De son véritable nom Jean Desvignes, Antoine Volodine est le fils de l'écrivaine Lucette Desvignes[1]. Il serait né, selon les sources, en 1950 à Chalon-sur-Saône[2] ou en 1949 à Lyon[3]. Après des études de lettres, il enseigne le russe pendant quinze ans et se consacre à l'écriture et à la traduction à partir de 1987. Il rejoint le groupe Limite en 1986 et participe au recueil collectif Malgré le monde en 1987 ; puis il commence à publier des romans dans la collection « Présence du futur » des éditions Denoël, tout en déclarant que ses livres n’appartiennent pas au registre de la science-fiction. Il publiera ensuite aux éditions de Minuit, puis chez Gallimard et au Seuil.
Dès ses premiers livres, il construit avec constance un édifice romanesque à plusieurs voix qu'il nomme « post-exotisme ». Il se place délibérément à l'écart des courants littéraires contemporains et se réclame à la fois du réalisme magique et d'une littérature internationaliste, engagée, où se croisent l'onirisme et la politique. Les thèmes de ses ouvrages sont marqués par une réflexion sur l'histoire du XXe siècle, sur les génocides et l'échec des révolutions. Dans un décor souvent ruiniforme ou carcéral, les personnages sont des rescapés hantés par le passé, cherchant à fuir leur misère affective en inventant des univers féeriques ou des espaces parallèles. Profondément attiré par les cultures asiatiques, et en particulier par le chamanisme et le bouddhisme, Antoine Volodine met volontiers en scène des hommes et des femmes qui errent dans le monde d'après la mort, dans le Bardo tibétain du Bardo Thödol, ou voyagent de rêve en rêve, à la recherche de l'âme sœur ou d'un territoire utopique.
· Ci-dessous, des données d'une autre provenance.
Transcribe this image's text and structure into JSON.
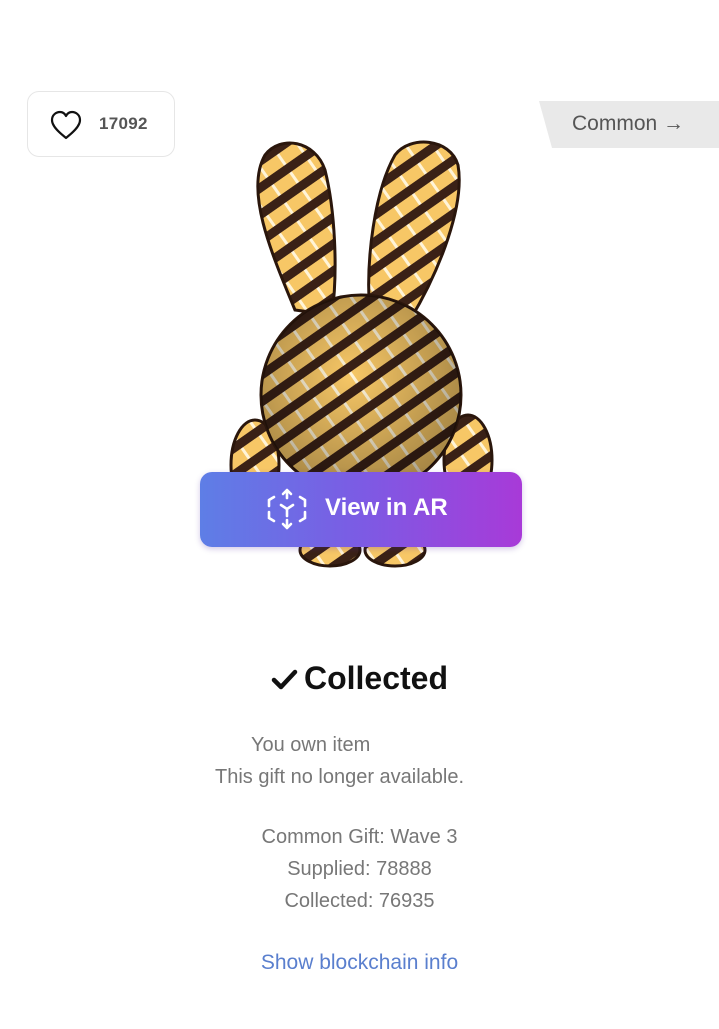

L’originalité des écrits d’Antoine Volodine a souvent conduit la critique à le présenter comme inclassable. La catégorie littéraire nouvelle dont il se réclame, le « post-exotisme », permet toutefois d’aborder son œuvre sans se perdre dans des systèmes de classifications intenables. Ce terme, qui à l’origine se voulait une simple marque d’indépendance, correspond bien aujourd’hui à un projet concret : donner à lire « une littérature étrangère écrite en français », « une littérature de l’ailleurs qui va vers l’ailleurs ».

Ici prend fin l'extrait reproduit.